Chapters 8 through 11 study the numbers of faces of different dimensions in polytopes through Euler's polyhedral formula, the Dehn–Sommerville equations, and the extremal combinatorics of numbers of faces in polytopes. Chapter 11 connects the low-dimensional faces together into the skeleton of a polytope, and proves the van Kampen–Flores theorem about non-embeddability of skeletons into lower-dimensional spaces. Chapter 12 studies the question of when a skeleton uniquely determines the higher-dimensional combinatorial structure of its polytope. Chapter 13 provides a complete answer to this theorem for three-dimensional convex polytopes via Steinitz's theorem, which characterizes the graphs of convex polyhedra combinatorially and can be used to show that they can only be realized as a convex polyhedron in one way. It also touches on the multisets of face sizes that can be realized as polyhedra (Eberhard's theorem) and on the combinatorial types of polyhedra that can have inscribed spheres or circumscribed spheres.

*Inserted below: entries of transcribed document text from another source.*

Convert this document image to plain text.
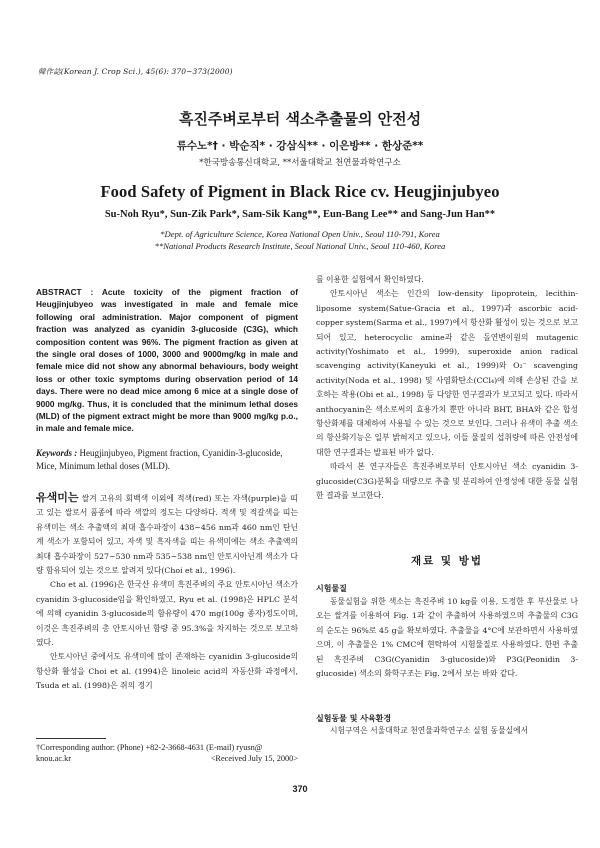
韓作誌(Korean J. Crop Sci.), 45(6): 370~373(2000)
흑진주벼로부터 색소추출물의 안전성
류수노*† · 박순직* · 강삼식** · 이은방** · 한상준**
*한국방송통신대학교, **서울대학교 천연물과학연구소
Food Safety of Pigment in Black Rice cv. Heugjinjubyeo
Su-Noh Ryu*, Sun-Zik Park*, Sam-Sik Kang**, Eun-Bang Lee** and Sang-Jun Han**
*Dept. of Agriculture Science, Korea National Open Univ., Seoul 110-791, Korea
**National Products Research Institute, Seoul National Univ., Seoul 110-460, Korea
ABSTRACT : Acute toxicity of the pigment fraction of Heugjinjubyeo was investigated in male and female mice following oral administration. Major component of pigment fraction was analyzed as cyanidin 3-glucoside (C3G), which composition content was 96%. The pigment fraction as given at the single oral doses of 1000, 3000 and 9000mg/kg in male and female mice did not show any abnormal behaviours, body weight loss or other toxic symptoms during observation period of 14 days. There were no dead mice among 6 mice at a single dose of 9000 mg/kg. Thus, it is concluded that the minimum lethal doses (MLD) of the pigment extract might be more than 9000 mg/kg p.o., in male and female mice.
Keywords : Heugjinjubyeo, Pigment fraction, Cyanidin-3-glucoside, Mice, Minimum lethal doses (MLD).

유색미는 쌀겨 고유의 회백색 이외에 적색(red) 또는 자색(purple)을 띠고 있는 쌀로서 품종에 따라 색깔의 정도는 다양하다. 적색 및 적갈색을 띠는 유색미는 색소 추출액의 최대 흡수파장이 438~456 nm과 460 nm인 탄닌계 색소가 포함되어 있고, 자색 및 흑자색을 띠는 유색미에는 색소 추출액의 최대 흡수파장이 527~530 nm과 535~538 nm인 안토시아닌계 색소가 다량 함유되어 있는 것으로 알려져 있다(Choi et al., 1996).

Cho et al. (1996)은 한국산 유색미 흑진주벼의 주요 안토시아닌 색소가 cyanidin 3-glucoside임을 확인하였고, Ryu et al. (1998)은 HPLC 분석에 의해 cyanidin 3-glucoside의 함유량이 470 mg(100g 종자)정도이며, 이것은 흑진주벼의 총 안토시아닌 함량 중 95.3%을 차지하는 것으로 보고하였다.

안토시아닌 중에서도 유색미에 많이 존재하는 cyanidin 3-glucoside의 항산화 활성을 Choi et al. (1994)은 linoleic acid의 자동산화 과정에서, Tsuda et al. (1998)은 쥐의 정기

†Corresponding author: (Phone) +82-2-3668-4631 (E-mail) ryusn@
knou.ac.kr	<Received July 15, 2000>

를 이용한 실험에서 확인하였다.

안토시아닌 색소는 인간의 low-density lipoprotein, lecithin-liposome system(Satue-Gracia et al., 1997)과 ascorbic acid-copper system(Sarma et al., 1997)에서 항산화 활성이 있는 것으로 보고되어 있고, heterocyclic amine과 같은 돌연변이원의 mutagenic activity(Yoshimato et al., 1999), superoxide anion radical scavenging activity(Kaneyuki et al., 1999)와 O₂⁻ scavenging activity(Noda et al., 1998) 및 사염화탄소(CCl₄)에 의해 손상된 간을 보호하는 작용(Obi et al., 1998) 등 다양한 연구결과가 보고되고 있다. 따라서 anthocyanin은 색소로써의 효용가치 뿐만 아니라 BHT, BHA와 같은 합성 항산화제를 대체하여 사용될 수 있는 것으로 보인다. 그러나 유색미 추출 색소의 항산화기능은 일부 밝혀지고 있으나, 이들 물질의 섭취량에 따른 안전성에 대한 연구결과는 발표된 바가 없다.

따라서 본 연구자들은 흑진주벼로부터 안토시아닌 색소 cyanidin 3-glucoside(C3G)분획을 대량으로 추출 및 분리하여 안정성에 대한 동물 실험한 결과를 보고한다.

재료 및 방법
시험물질

동물실험을 위한 색소는 흑진주벼 10 kg를 이용, 도정한 후 부산물로 나오는 쌀겨를 이용하여 Fig. 1과 같이 추출하여 사용하였으며 추출물의 C3G의 순도는 96%로 45 g을 확보하였다. 추출물을 4°C에 보관하면서 사용하였으며, 이 추출물은 1% CMC에 현탁하여 시험물질로 사용하였다. 한편 추출된 흑진주벼 C3G(Cyanidin 3-glucoside)와 P3G(Peonidin 3-glucoside) 색소의 화학구조는 Fig. 2에서 보는 바와 같다.

실험동물 및 사육환경

시험구역은 서울대학교 천연물과학연구소 실험 동물실에서

370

Chapter 14 concerns relations analogous to the Dehn–Sommerville equations for sums of angles of polytopes, and uses sums of angles to define a central point, the "Steiner point", for any polytope. Chapter 15 studies Minkowski addition and Blaschke addition, two operations by which polytopes can be combined to produce other polytopes. Chapters 16 and 17 study shortest paths and the Hirsch conjecture, longest paths and Hamiltonian cycles, and the shortness exponent of polytopes. Chapter 18 studies arrangements of hyperplanes and their dual relation to the combinatorial structure of zonotopes. A concluding chapter, chapter 19, also includes material on the symmetries of polytopes.

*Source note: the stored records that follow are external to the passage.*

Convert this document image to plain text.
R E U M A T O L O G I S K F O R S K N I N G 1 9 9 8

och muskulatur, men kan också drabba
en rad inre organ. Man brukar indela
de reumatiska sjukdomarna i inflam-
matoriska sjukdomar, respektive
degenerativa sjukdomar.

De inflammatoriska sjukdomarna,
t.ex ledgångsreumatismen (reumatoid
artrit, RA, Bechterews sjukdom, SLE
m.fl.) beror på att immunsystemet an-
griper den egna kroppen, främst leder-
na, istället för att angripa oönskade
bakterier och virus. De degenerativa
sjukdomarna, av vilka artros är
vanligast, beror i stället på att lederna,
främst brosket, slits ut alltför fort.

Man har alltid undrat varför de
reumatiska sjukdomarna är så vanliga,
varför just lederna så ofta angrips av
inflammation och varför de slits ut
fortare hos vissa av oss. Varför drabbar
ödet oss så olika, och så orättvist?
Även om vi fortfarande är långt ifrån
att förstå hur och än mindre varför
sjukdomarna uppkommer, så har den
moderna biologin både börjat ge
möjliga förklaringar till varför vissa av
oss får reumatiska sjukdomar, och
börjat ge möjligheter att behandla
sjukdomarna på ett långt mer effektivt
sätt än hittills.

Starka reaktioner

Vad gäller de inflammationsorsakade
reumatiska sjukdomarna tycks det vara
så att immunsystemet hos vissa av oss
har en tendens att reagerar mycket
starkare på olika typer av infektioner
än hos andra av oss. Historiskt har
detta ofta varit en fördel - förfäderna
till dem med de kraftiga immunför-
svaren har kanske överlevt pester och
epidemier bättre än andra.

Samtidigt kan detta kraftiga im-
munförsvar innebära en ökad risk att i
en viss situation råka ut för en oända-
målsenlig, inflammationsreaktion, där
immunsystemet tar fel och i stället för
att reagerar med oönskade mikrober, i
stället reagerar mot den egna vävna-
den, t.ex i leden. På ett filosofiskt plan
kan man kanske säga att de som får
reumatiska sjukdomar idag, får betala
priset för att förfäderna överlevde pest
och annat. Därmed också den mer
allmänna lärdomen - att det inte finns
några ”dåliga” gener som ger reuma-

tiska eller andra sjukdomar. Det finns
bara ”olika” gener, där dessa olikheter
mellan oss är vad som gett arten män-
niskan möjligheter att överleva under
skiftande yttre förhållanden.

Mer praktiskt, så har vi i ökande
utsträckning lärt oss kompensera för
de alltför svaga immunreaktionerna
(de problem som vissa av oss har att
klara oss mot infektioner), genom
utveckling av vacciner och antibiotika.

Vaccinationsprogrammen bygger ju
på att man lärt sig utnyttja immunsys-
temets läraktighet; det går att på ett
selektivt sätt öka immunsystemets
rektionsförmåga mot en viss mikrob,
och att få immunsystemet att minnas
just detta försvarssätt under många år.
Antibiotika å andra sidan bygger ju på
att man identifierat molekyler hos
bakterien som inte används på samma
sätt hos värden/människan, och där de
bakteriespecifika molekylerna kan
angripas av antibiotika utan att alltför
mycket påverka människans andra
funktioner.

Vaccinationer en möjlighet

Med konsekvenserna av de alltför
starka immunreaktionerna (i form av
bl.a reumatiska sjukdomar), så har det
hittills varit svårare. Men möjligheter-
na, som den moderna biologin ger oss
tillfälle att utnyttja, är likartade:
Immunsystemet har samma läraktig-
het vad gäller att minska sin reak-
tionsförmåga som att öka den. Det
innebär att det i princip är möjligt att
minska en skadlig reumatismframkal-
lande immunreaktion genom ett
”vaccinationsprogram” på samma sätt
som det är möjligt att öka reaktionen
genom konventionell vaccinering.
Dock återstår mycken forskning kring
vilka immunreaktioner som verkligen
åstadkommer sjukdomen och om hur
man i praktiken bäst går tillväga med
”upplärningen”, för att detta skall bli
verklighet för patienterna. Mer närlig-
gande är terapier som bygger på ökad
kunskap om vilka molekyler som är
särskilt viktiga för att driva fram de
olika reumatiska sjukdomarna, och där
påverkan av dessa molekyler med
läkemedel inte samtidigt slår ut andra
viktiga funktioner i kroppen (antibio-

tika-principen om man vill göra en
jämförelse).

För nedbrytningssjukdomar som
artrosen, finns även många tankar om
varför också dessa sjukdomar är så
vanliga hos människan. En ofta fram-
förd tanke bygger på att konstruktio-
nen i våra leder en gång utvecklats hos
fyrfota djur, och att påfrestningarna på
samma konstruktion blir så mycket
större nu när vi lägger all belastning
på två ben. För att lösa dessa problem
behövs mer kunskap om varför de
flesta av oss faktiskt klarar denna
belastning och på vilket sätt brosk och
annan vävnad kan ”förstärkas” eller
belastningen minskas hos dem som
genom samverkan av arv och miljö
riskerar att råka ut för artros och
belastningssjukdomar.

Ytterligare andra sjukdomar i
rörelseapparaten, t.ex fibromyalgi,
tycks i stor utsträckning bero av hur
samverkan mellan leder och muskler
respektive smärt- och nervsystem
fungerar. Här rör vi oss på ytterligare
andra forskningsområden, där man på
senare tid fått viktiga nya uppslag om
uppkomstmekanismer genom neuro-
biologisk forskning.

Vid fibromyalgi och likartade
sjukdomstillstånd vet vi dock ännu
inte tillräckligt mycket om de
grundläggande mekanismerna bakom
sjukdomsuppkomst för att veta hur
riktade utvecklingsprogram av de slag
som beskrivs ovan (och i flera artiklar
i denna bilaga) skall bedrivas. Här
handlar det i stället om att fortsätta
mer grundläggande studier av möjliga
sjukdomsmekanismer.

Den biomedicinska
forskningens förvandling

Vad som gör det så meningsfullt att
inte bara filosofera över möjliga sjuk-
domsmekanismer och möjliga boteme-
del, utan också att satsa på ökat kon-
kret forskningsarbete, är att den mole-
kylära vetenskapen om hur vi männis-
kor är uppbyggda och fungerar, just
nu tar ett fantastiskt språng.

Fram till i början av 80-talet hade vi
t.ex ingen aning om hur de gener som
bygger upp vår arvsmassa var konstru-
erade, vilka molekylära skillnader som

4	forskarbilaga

Exercises throughout the book make it usable as a textbook, and provide additional links to recent research, and the later chapters of the book also list many open research problems. The second edition of the book keeps the content, organization, and pagination of the first edition intact, adding to it notes at the ends of each chapter on updates to the material in that chapter. These updates include material on Mnëv's universality theorem and its relation to the realizability of polytopes from their combinatorial structures, the proof of the $g$-conjecture for simplicial spheres, and Kalai's 3^{d} conjecture. The second edition also provides an improved bibliography.

Topics that are important to the theory of convex polytopes but not well-covered in the book Convex Polytopes include Hilbert's third problem and the theory of Dehn invariants.

==Audience and reception==
Although written at a graduate level, the main prerequisites for reading the book are linear algebra and general topology, both at an undergraduate level.

In a review of the first edition of the book, Werner Fenchel calls it "a remarkable achievement", "a wealth of material", "well organized and presented in a lucid style". Over 35 years later, in giving the Steele Prize to Grünbaum for Convex Polytopes, the American Mathematical Society wrote that the book "has served both as a standard reference and as an inspiration", that it was in large part responsible for the vibrant ongoing research in polyhedral combinatorics, and that it remained relevant to this area. Reviewing and welcoming the second edition, Peter McMullen wrote that despite being "immediately rendered obsolete" by the research that it sparked, the book was still essential reading for researchers in this area.